The Quantum 2.7 Sesfikile 14-seater debuted in South Africa in 2007 with a price tag of R208 000 and evolved into a 16-seater currently priced at R401 000 – a 92.6% price increase. “Inflation since 2007 has averaged at 6.1% per annum. That alone would necessitate an 80. 8% price increase from R208 300 to R376 651),” Yon said.
Despite being locally produced, most of the vehicle’s componentry is imported and this has a major effect on the cost of the vehicle and so the Yen/Rand exchange rate also needed to be factored in
“In 2007 the exchange rate was 16.34 yen to 1 rand. The exchange rate is currently 8.3 yen to 1 rand, which in real terms means that our local currency has devalued by 50% to the Yen in the 10-year period,” said Yon. “Using the exchange rate as the formula, one would therefore arrive at a retail price of R409 389. Note that the current selling price is R401 300 which means that Toyota has absorbed a fair percentage of the costs associated with inflation and the weak exchange rate.”

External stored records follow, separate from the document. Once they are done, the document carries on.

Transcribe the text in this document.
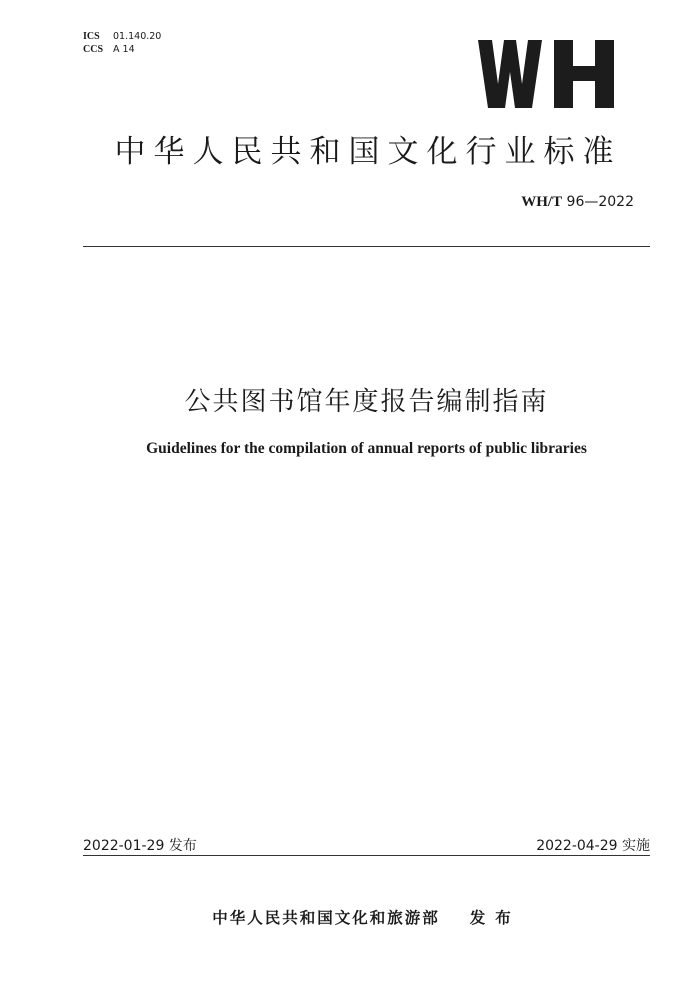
ICS 01.140.20
CCS A 14
中华人民共和国文化行业标准
WH/T 96—2022
公共图书馆年度报告编制指南
Guidelines for the compilation of annual reports of public libraries
2022-01-29 发布	2022-04-29 实施
中华人民共和国文化和旅游部 发布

Yon said Toyota had undertaken a number of initiatives, including producing the Quantum locally, to try and increase local content in order to make it as competitively priced as possible,
“By way of comparison, the Hilux 2.0 VVT-I – a locally produced model with higher percentage of local content – was priced at R130 000 in 2007. This model in new-generation guise carries a price tag of R242 000, which represents an 86.2% over the same 10-year period,” Yon said.
Toyota South Africa Motors said several talks have since taken place with South African National Taxi Council and SA Taxi Choice (the industry’s business wing). Toyota said it entered the discussions to find a solution to ensure that taxi operators and commuters are the real beneficiaries in the taxi value chain. The company however said it could not give more specifics until such time as there is mutual agreement by the parties.